Recently, I’ve been amazed at how often I cannot make up my mind about what opinion I should have on certain situations.
I seem to be able to see both sides of a lot of arguments or even just decisions. And it seems to be making me somewhat indecisive.
Wait a minute …
Now it’s true that I usually have an opinion going in, but I’ve discovered that my second thoughts often reveal things I hadn’t considered.
And I’ve also realized that my second opinions are often more valid than my first ones.
Considered decisions are usually more stable than gut reactions.
But not always
It’s true that I often make spur of the moment decisions in clutch situations so as not to reveal that, even though my mind is pretty fast, it doesn’t always cover all possibilities in advance. When I make a snap decision it is often without considering everything.
That is to say that when I’m in a situation that could have been forecast by a bit of contemplative thought in advance, I may well have wasted that opportunity in considering how to get the filling out of cookies that I might buy at some point in the future and what to do about a bicycle I’ve recently acquired that needs a seat and also if I know where the book I was reading might be and bacon. Oh, and the weather, cardboard boxes, that song I heard last week …. you get the picture, right?
So … indecisive?
It doesn’t help that lately I’m finding myself happy to see someone else being happy, and will often decide to let that other person decide so that I can experience them being happy. It’s not really indecisive, it’s more that my decision is that I’d rather they get to be happy. Or to put it another way, I choose them being happy over us cooking and eating something I might like more.
And it isn’t just cooking, but it is okay, because I am happy they’re happy. That’s what I choose.
But in other things, I’m indecisive.
I have trouble deciding on which jobs to do first on my task lists.
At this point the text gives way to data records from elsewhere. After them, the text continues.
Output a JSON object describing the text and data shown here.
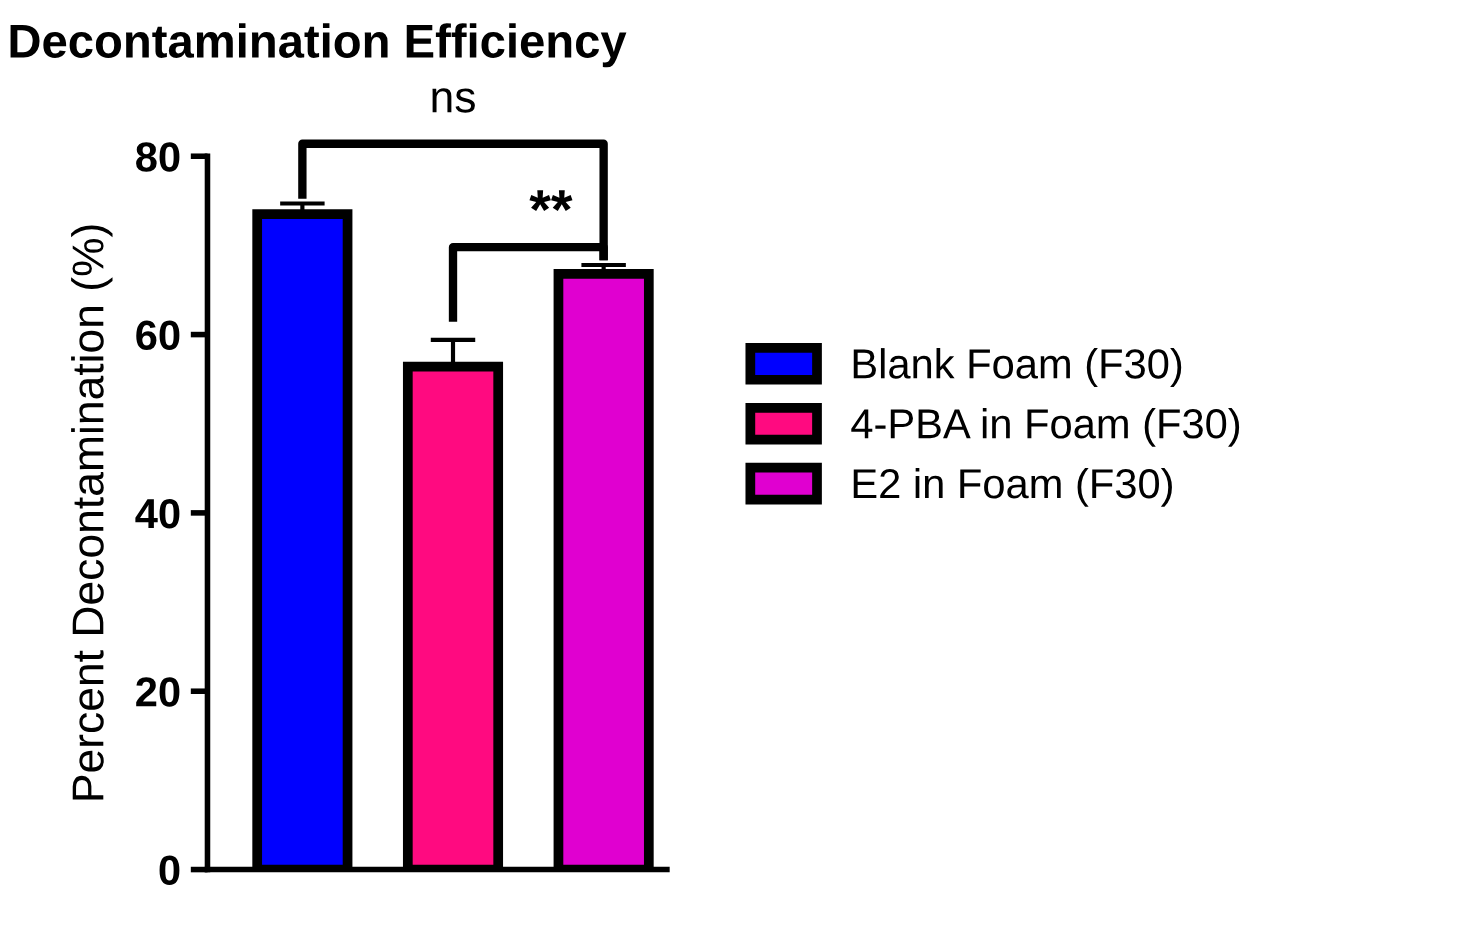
{
  "chart_data": {
    "type": "bar",
    "title": "Decontamination Efficiency",
    "ylabel": "Percent Decontamination (%)",
    "categories": [
      null,
      null,
      null
    ],
    "series": [
      {
        "name": "Blank Foam (F30)",
        "color": "#0000ff",
        "values": [
          73.5,
          null,
          null
        ],
        "errors": [
          1.2,
          null,
          null
        ]
      },
      {
        "name": "4-PBA in Foam (F30)",
        "color": "#ff0a80",
        "values": [
          null,
          56.4,
          null
        ],
        "errors": [
          null,
          3.0,
          null
        ]
      },
      {
        "name": "E2 in Foam (F30)",
        "color": "#e000d0",
        "values": [
          null,
          null,
          66.8
        ],
        "errors": [
          null,
          null,
          1.0
        ]
      }
    ],
    "ylim": [
      0,
      80
    ],
    "yticks": [
      0,
      20,
      40,
      60,
      80
    ],
    "grid": false,
    "legend": "right",
    "annotations": [
      "ns",
      "**"
    ]
  }
}
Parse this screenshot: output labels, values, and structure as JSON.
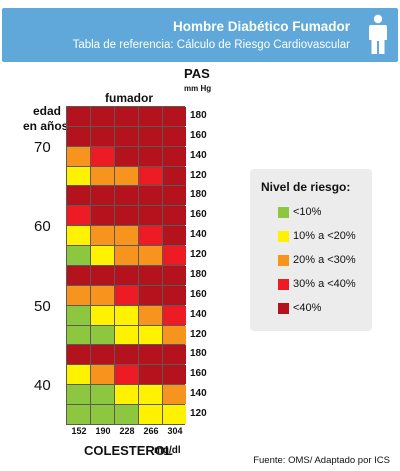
{
  "header": {
    "title": "Hombre Diabético Fumador",
    "subtitle": "Tabla de referencia: Cálculo de Riesgo Cardiovascular",
    "icon": "person-icon"
  },
  "labels": {
    "pas": "PAS",
    "mmhg": "mm Hg",
    "fumador": "fumador",
    "edad": "edad",
    "en_anos": "en años",
    "colesterol": "COLESTEROL",
    "mgdl": "mg/dl"
  },
  "legend": {
    "title": "Nivel de riesgo:",
    "items": [
      {
        "label": "<10%",
        "color": "#8dc63f"
      },
      {
        "label": "10% a <20%",
        "color": "#fff200"
      },
      {
        "label": "20% a <30%",
        "color": "#f7941d"
      },
      {
        "label": "30% a <40%",
        "color": "#ed1c24"
      },
      {
        "label": "<40%",
        "color": "#b4121c"
      }
    ]
  },
  "source": "Fuente:  OMS/ Adaptado por ICS",
  "chart_data": {
    "type": "heatmap",
    "title": "Hombre Diabético Fumador",
    "xlabel": "COLESTEROL mg/dl",
    "ylabel": "PAS mm Hg",
    "x": [
      "152",
      "190",
      "228",
      "266",
      "304"
    ],
    "y": [
      "180",
      "160",
      "140",
      "120"
    ],
    "value_key": [
      "<10%",
      "10% a <20%",
      "20% a <30%",
      "30% a <40%",
      "<40%"
    ],
    "panels": [
      {
        "age": "70",
        "rows": [
          [
            4,
            4,
            4,
            4,
            4
          ],
          [
            4,
            4,
            4,
            4,
            4
          ],
          [
            2,
            3,
            4,
            4,
            4
          ],
          [
            1,
            2,
            2,
            3,
            4
          ]
        ]
      },
      {
        "age": "60",
        "rows": [
          [
            4,
            4,
            4,
            4,
            4
          ],
          [
            3,
            4,
            4,
            4,
            4
          ],
          [
            1,
            2,
            2,
            3,
            4
          ],
          [
            0,
            1,
            2,
            2,
            3
          ]
        ]
      },
      {
        "age": "50",
        "rows": [
          [
            4,
            4,
            4,
            4,
            4
          ],
          [
            2,
            2,
            3,
            4,
            4
          ],
          [
            0,
            1,
            1,
            2,
            3
          ],
          [
            0,
            0,
            1,
            1,
            2
          ]
        ]
      },
      {
        "age": "40",
        "rows": [
          [
            4,
            4,
            4,
            4,
            4
          ],
          [
            1,
            2,
            3,
            4,
            4
          ],
          [
            0,
            0,
            1,
            1,
            2
          ],
          [
            0,
            0,
            0,
            1,
            1
          ]
        ]
      }
    ]
  }
}
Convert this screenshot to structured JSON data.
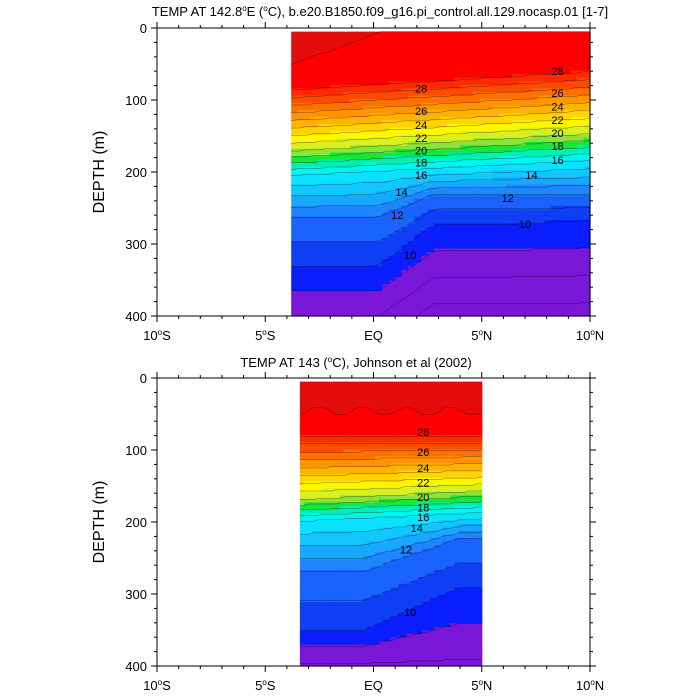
{
  "chart_data": [
    {
      "type": "heatmap",
      "title": "TEMP AT 142.8°E (°C), b.e20.B1850.f09_g16.pi_control.all.129.nocasp.01 [1-7]",
      "title_parts": {
        "pre": "TEMP AT 142.8",
        "deg1": "o",
        "mid": "E (",
        "deg2": "o",
        "post": "C), b.e20.B1850.f09_g16.pi_control.all.129.nocasp.01 [1-7]"
      },
      "ylabel": "DEPTH (m)",
      "xlabel": "",
      "xlim": [
        -10,
        10
      ],
      "ylim": [
        400,
        0
      ],
      "y_reversed": true,
      "data_extent_lat": [
        -3.8,
        10
      ],
      "data_extent_depth": [
        5,
        400
      ],
      "x_ticks": [
        {
          "value": -10,
          "label": "10",
          "hemi": "S"
        },
        {
          "value": -5,
          "label": "5",
          "hemi": "S"
        },
        {
          "value": 0,
          "label": "EQ",
          "hemi": ""
        },
        {
          "value": 5,
          "label": "5",
          "hemi": "N"
        },
        {
          "value": 10,
          "label": "10",
          "hemi": "N"
        }
      ],
      "y_ticks": [
        {
          "value": 0,
          "label": "0"
        },
        {
          "value": 100,
          "label": "100"
        },
        {
          "value": 200,
          "label": "200"
        },
        {
          "value": 300,
          "label": "300"
        },
        {
          "value": 400,
          "label": "400"
        }
      ],
      "contour_levels": [
        6,
        7,
        8,
        9,
        10,
        11,
        12,
        13,
        14,
        15,
        16,
        17,
        18,
        19,
        20,
        21,
        22,
        23,
        24,
        25,
        26,
        27,
        28,
        29
      ],
      "contour_labels": [
        {
          "value": 28,
          "lat": 2.2,
          "depth": 84
        },
        {
          "value": 26,
          "lat": 2.2,
          "depth": 115
        },
        {
          "value": 24,
          "lat": 2.2,
          "depth": 135
        },
        {
          "value": 22,
          "lat": 2.2,
          "depth": 153
        },
        {
          "value": 20,
          "lat": 2.2,
          "depth": 170
        },
        {
          "value": 18,
          "lat": 2.2,
          "depth": 187
        },
        {
          "value": 16,
          "lat": 2.2,
          "depth": 204
        },
        {
          "value": 14,
          "lat": 1.3,
          "depth": 228
        },
        {
          "value": 12,
          "lat": 1.1,
          "depth": 260
        },
        {
          "value": 10,
          "lat": 1.7,
          "depth": 315
        },
        {
          "value": 28,
          "lat": 8.5,
          "depth": 60
        },
        {
          "value": 26,
          "lat": 8.5,
          "depth": 90
        },
        {
          "value": 24,
          "lat": 8.5,
          "depth": 109
        },
        {
          "value": 22,
          "lat": 8.5,
          "depth": 128
        },
        {
          "value": 20,
          "lat": 8.5,
          "depth": 146
        },
        {
          "value": 18,
          "lat": 8.5,
          "depth": 164
        },
        {
          "value": 16,
          "lat": 8.5,
          "depth": 183
        },
        {
          "value": 14,
          "lat": 7.3,
          "depth": 204
        },
        {
          "value": 12,
          "lat": 6.2,
          "depth": 236
        },
        {
          "value": 10,
          "lat": 7.0,
          "depth": 272
        }
      ]
    },
    {
      "type": "heatmap",
      "title": "TEMP AT 143 (°C), Johnson et al (2002)",
      "title_parts": {
        "pre": "TEMP AT 143 (",
        "deg1": "o",
        "mid": "C), Johnson et al (2002)",
        "deg2": "",
        "post": ""
      },
      "ylabel": "DEPTH (m)",
      "xlabel": "",
      "xlim": [
        -10,
        10
      ],
      "ylim": [
        400,
        0
      ],
      "y_reversed": true,
      "data_extent_lat": [
        -3.4,
        5
      ],
      "data_extent_depth": [
        5,
        400
      ],
      "x_ticks": [
        {
          "value": -10,
          "label": "10",
          "hemi": "S"
        },
        {
          "value": -5,
          "label": "5",
          "hemi": "S"
        },
        {
          "value": 0,
          "label": "EQ",
          "hemi": ""
        },
        {
          "value": 5,
          "label": "5",
          "hemi": "N"
        },
        {
          "value": 10,
          "label": "10",
          "hemi": "N"
        }
      ],
      "y_ticks": [
        {
          "value": 0,
          "label": "0"
        },
        {
          "value": 100,
          "label": "100"
        },
        {
          "value": 200,
          "label": "200"
        },
        {
          "value": 300,
          "label": "300"
        },
        {
          "value": 400,
          "label": "400"
        }
      ],
      "contour_levels": [
        7,
        8,
        9,
        10,
        11,
        12,
        13,
        14,
        15,
        16,
        17,
        18,
        19,
        20,
        21,
        22,
        23,
        24,
        25,
        26,
        27,
        28,
        29
      ],
      "contour_labels": [
        {
          "value": 28,
          "lat": 2.3,
          "depth": 75
        },
        {
          "value": 26,
          "lat": 2.3,
          "depth": 103
        },
        {
          "value": 24,
          "lat": 2.3,
          "depth": 125
        },
        {
          "value": 22,
          "lat": 2.3,
          "depth": 145
        },
        {
          "value": 20,
          "lat": 2.3,
          "depth": 165
        },
        {
          "value": 18,
          "lat": 2.3,
          "depth": 180
        },
        {
          "value": 16,
          "lat": 2.3,
          "depth": 193
        },
        {
          "value": 14,
          "lat": 2.0,
          "depth": 208
        },
        {
          "value": 12,
          "lat": 1.5,
          "depth": 238
        },
        {
          "value": 10,
          "lat": 1.7,
          "depth": 325
        }
      ]
    }
  ]
}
And I have difficulty deciding which things are more important when it comes to calendar conflicts. I went through hell when I was going to buy a car last year. I mean, I was looking at used cars, comparing available options, had it narrowed down to the make and model I wanted and which major options I could do without and then …
I bought another pickup truck.
Yes, it made sense. No it wasn’t really spur of the moment, I took fifteen minutes or so to decide. But I did spend several months believing I was going to buy a car.
I’ve heard it said that people with ADHD seem to be more empathetic on average, than the general population. And I believe that to be true.
When my head is not in the clouds, and I pay attention to a situation, I can often read peoples needs and feel their situations. I can be sympathetic through not just concern, but through understanding as well.
And it is the second thoughts that get me to that point of empathy, the, “What if that were me? How would I deal with it?” thoughts.
People with ADHD whose attentions can be gotten, make great friends, great confidants, great consolers.
And that’s all on how their minds work, it’s all on second thoughts.